Valerie Solanis decides she despises feminists, especially me, since I
have committed a double sin against her. First, in
Sisterhood Is Global
I've published—with her permission and full payment of the agreed permission fee—an excerpt from her “SCUM Manifesto.” I've regarded it as a grimly funny example of extremism (SCUM was an anagram for Society for Cutting Up Men), which by comparison reveals radical feminist statements to be quite rational. My second sin apparently is having come to her support after she shot Andy Warhol, was then deemed psychotic, and sentenced to a state asylum; I'd organized a petition and raised funds for her release to a private institution where she would receive better care. Now, suddenly, she
is
released—and livid. She decides that (1) she is not now and never has been a feminist but is a “killer dyke biker,” (2) I have defamed her by printing her work in the context of feminism, and (3) I am somehow responsible for her having been sent to a mental institution in the first place. She phones repeatedly, informing me that she plans to throw acid in my face and blind me for life. I try to reason with her, finally stop answering the phone, shudder a lot. The local precinct is already shadowing a man to whom Kenneth unthinkingly gave our home address, who, it turns out, is stalking me for having “destroyed his life” by “inventing” feminism. Just getting Blake to school in the morning is becoming a challenge. But Solanis is something else. By now I'm used to getting threats from men, but being menaced by another woman corrodes the spirit.

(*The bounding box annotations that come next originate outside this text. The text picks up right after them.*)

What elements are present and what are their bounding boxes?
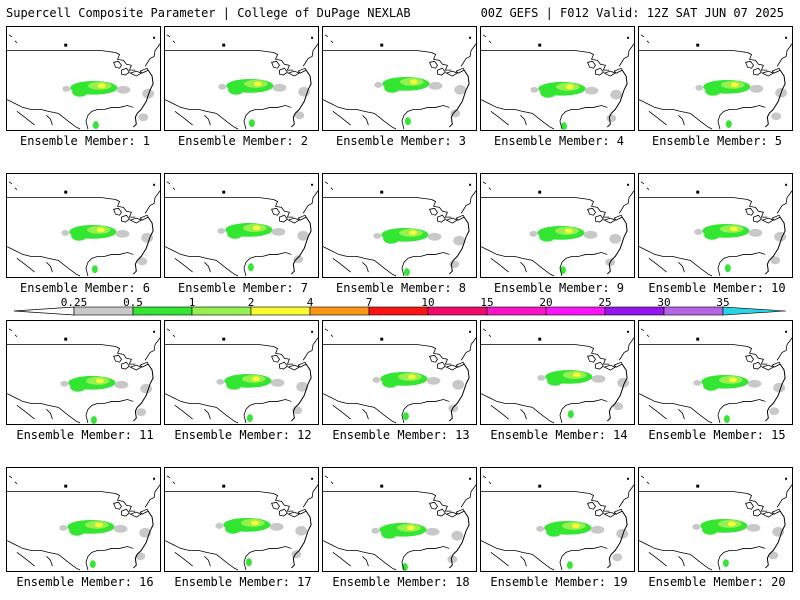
ensemble-member-map [638,26,793,131]
map-graphic [165,181,318,277]
ensemble-member-map [638,467,793,572]
ensemble-member-map [322,173,477,278]
colorbar-segment [545,306,606,316]
ensemble-member-label: Ensemble Member: 16 [16,575,154,589]
ensemble-member-label: Ensemble Member: 17 [174,575,312,589]
colorbar-right-arrow [722,306,787,316]
ensemble-member-label: Ensemble Member: 6 [19,281,151,295]
map-graphic [7,475,160,571]
map-graphic [323,328,476,424]
ensemble-member-label: Ensemble Member: 19 [490,575,628,589]
colorbar-tick-label: 7 [365,296,373,309]
ensemble-member-label: Ensemble Member: 3 [335,134,467,148]
colorbar-segment [368,306,429,316]
colorbar-tick-label: 25 [598,296,612,309]
ensemble-member-label: Ensemble Member: 10 [648,281,786,295]
colorbar-segment [663,306,724,316]
colorbar-tick-label: 10 [421,296,435,309]
colorbar-tick-label: 0.25 [60,296,88,309]
map-graphic [481,34,634,130]
map-graphic [165,34,318,130]
map-graphic [639,34,792,130]
map-graphic [7,34,160,130]
ensemble-member-map [164,26,319,131]
map-graphic [639,475,792,571]
ensemble-member-map [638,173,793,278]
colorbar-tick-label: 15 [480,296,494,309]
page-title: Supercell Composite Parameter | College … [6,6,411,20]
colorbar-tick-label: 0.5 [123,296,143,309]
ensemble-member-label: Ensemble Member: 2 [177,134,309,148]
ensemble-member-label: Ensemble Member: 7 [177,281,309,295]
map-graphic [639,328,792,424]
ensemble-member-label: Ensemble Member: 11 [16,428,154,442]
run-info: 00Z GEFS | F012 Valid: 12Z SAT JUN 07 20… [480,6,784,20]
colorbar-segment [309,306,370,316]
map-graphic [481,328,634,424]
ensemble-member-label: Ensemble Member: 20 [648,575,786,589]
colorbar-tick-label: 20 [539,296,553,309]
ensemble-member-label: Ensemble Member: 8 [335,281,467,295]
ensemble-member-map [164,173,319,278]
map-graphic [7,181,160,277]
map-graphic [481,181,634,277]
colorbar-segment [604,306,665,316]
ensemble-member-map [480,173,635,278]
ensemble-member-label: Ensemble Member: 1 [19,134,151,148]
map-graphic [7,328,160,424]
colorbar-segment [250,306,311,316]
colorbar-segment [486,306,547,316]
colorbar-segment [191,306,252,316]
colorbar-tick-label: 1 [188,296,196,309]
ensemble-member-label: Ensemble Member: 13 [332,428,470,442]
colorbar-tick-label: 30 [657,296,671,309]
ensemble-member-map [322,26,477,131]
ensemble-member-label: Ensemble Member: 9 [493,281,625,295]
map-graphic [639,181,792,277]
ensemble-member-label: Ensemble Member: 14 [490,428,628,442]
map-graphic [323,475,476,571]
ensemble-member-map [6,26,161,131]
map-graphic [323,34,476,130]
ensemble-member-map [322,467,477,572]
ensemble-member-label: Ensemble Member: 15 [648,428,786,442]
ensemble-member-map [164,320,319,425]
ensemble-member-map [164,467,319,572]
ensemble-member-label: Ensemble Member: 4 [493,134,625,148]
colorbar-tick-label: 4 [306,296,314,309]
ensemble-member-map [480,26,635,131]
ensemble-member-label: Ensemble Member: 12 [174,428,312,442]
ensemble-member-map [6,320,161,425]
ensemble-member-map [6,173,161,278]
map-graphic [323,181,476,277]
ensemble-member-map [480,320,635,425]
color-scale-bar [13,306,787,316]
map-graphic [481,475,634,571]
ensemble-member-label: Ensemble Member: 18 [332,575,470,589]
ensemble-member-map [322,320,477,425]
colorbar-tick-label: 35 [716,296,730,309]
colorbar-segment [427,306,488,316]
ensemble-member-map [638,320,793,425]
map-graphic [165,475,318,571]
map-graphic [165,328,318,424]
ensemble-member-map [6,467,161,572]
ensemble-member-label: Ensemble Member: 5 [651,134,783,148]
colorbar-tick-label: 2 [247,296,255,309]
ensemble-member-map [480,467,635,572]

Meanwhile, I'm attacked in a startling manner by one of the contributors to
Sisterhood Is Powerful
, who has asked me for a personal grant from the Sisterhood Is Powerful Fund. I remind her of what she and all the contributors already know and in fact supported: that the fund gives grants to groups, not individuals. We have only so much money, and much as we'd like to be able to support individual women, the collectively decided-on priority is to build alternative institutions of and for women. This particular contributor now demands to be the exception to the rule; I apologize but say I cannot oblige her. She says if
she
can't have the money, nobody else will, either—and hangs up. I dismiss it as hyperbole, but it's dismaying nonetheless. Not as much as what's to come, though.

She proceeds to sue me. For plagiarism. She claims that in
Sisterhood Is Powerful's
bibliography I have plagiarized a mimeographed handout bibliography she once compiled. She wants almost half a million dollars in
damages, plus all copies of the anthology recalled, the printing plates destroyed, and any foreign editions of the book stopped.

I think it must be a sick joke. First I go into a spin on the basic question. How in hell can a bibliography be plagiarized, since it's a list of books? I know firsthand the months of collective labor that I, with the help of Connie Brown and Jane Seitz of Random House spent creating the anthology's bibliography, surveying the various woman-centered book lists that existed but deciding to build our own from scratch despite the additional research entailed. I know that this woman, a contributor herself, received a complimentary copy of the book well before publication—and that she has not once mentioned a word to me about any problems regarding the bibliography in the intervening
four years
since the anthology was published. I know she knows that the fund is the sole recipient of the book's royalties, and that such a suit will drain it. I cannot believe this is happening.